Sechs Pflanzen im Wert von rund 100 Euro hat Diana C. (Name
geändert) im August des vergangenen Jahres in einer Baumschule
erworben. Doch die 34-jährige Riesaerin hat die Rechnung nicht bezahlt.
Betrug nennen das Staatsanwaltschaft und Richter Mischa Hecker und
verurteilten die Frau jetzt zu einer Geldstrafe von 500 Euro.
Der Grund für die Tat ist simpel: Diana C. hatte schlicht und einfach
kein Geld. Zwar erwartete die Hart-IV-Empfängerin nach eigener aussage
zu jener Zeit eine Nachzahlung des Jobcenters in Höhe von rund 600
Euro. „Aber mein Mann hat mir das Geld weggenommen“, so Diana C. Pikant
allerdings: Wegen eines ähnlichen Deliktes war die Frau schon im
vergangenen Jahr wegen Betrugs mit einer Strafe von 300 Euro belegt
worden. Zwar zeigte sich Diana C. im Gerichtssaal geständig und
reumütig – ja fast ein wenig verzweifelt.

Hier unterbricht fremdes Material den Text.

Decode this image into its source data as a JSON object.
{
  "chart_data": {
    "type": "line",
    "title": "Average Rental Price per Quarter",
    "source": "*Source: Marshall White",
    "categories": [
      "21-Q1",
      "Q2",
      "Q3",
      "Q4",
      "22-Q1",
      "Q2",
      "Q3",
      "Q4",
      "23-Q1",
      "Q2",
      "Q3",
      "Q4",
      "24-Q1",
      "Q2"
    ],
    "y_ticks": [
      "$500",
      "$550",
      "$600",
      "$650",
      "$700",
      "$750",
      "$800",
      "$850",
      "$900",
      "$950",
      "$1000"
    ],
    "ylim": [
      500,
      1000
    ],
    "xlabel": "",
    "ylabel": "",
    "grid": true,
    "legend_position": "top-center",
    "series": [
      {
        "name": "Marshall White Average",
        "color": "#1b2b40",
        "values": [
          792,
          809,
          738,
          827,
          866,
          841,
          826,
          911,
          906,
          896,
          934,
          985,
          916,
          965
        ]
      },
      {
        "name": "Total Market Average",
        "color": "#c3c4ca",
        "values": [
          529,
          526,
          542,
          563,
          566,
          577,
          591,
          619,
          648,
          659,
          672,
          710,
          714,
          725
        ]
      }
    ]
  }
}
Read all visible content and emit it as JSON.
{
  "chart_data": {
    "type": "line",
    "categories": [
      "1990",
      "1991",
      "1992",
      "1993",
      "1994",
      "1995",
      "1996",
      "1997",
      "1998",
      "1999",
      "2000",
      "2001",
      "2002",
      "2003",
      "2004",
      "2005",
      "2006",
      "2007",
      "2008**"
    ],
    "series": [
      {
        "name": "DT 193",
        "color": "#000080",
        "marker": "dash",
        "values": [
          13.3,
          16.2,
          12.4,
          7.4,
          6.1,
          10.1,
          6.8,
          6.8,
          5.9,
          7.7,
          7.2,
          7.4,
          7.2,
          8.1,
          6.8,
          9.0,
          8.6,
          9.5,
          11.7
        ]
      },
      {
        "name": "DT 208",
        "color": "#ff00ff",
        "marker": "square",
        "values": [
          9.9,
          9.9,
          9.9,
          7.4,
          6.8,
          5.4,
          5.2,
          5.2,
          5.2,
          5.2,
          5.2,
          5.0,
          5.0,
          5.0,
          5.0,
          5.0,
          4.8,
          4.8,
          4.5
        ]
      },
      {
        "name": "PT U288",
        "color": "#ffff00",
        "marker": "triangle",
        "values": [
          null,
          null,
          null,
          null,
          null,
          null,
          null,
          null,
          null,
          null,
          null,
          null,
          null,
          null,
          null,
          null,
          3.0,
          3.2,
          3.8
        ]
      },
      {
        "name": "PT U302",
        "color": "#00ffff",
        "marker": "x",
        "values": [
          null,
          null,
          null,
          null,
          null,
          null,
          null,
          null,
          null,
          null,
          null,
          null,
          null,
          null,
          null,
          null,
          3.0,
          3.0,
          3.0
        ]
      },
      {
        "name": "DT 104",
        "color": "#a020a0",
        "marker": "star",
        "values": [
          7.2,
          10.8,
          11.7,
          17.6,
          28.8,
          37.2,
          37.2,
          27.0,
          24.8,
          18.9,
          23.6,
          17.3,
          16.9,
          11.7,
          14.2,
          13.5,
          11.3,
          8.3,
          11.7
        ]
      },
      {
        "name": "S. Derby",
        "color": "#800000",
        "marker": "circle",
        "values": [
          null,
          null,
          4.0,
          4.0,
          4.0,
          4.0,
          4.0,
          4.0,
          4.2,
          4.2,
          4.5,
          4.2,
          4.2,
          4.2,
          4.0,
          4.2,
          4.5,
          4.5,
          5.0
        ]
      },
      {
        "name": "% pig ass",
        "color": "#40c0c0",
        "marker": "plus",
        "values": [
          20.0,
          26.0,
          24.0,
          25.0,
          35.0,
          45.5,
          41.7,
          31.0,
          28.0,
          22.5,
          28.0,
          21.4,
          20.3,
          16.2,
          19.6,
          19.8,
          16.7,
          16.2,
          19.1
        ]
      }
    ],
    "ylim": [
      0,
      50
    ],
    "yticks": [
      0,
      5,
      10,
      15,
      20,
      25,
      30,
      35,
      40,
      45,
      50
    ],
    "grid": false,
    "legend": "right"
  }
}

Doch für Richter Hecker bleibt es „unbegreiflich, dass Sie etwas
bestellen und dabei wussten, dass Sie nicht bezahlen können. In einem
anderen Fall, so sein Wink, habe er vor kurzem eine Frau ins Gefängnis
geschickt. Sie hatte die Masche allerdings zum vierten Mal probiert.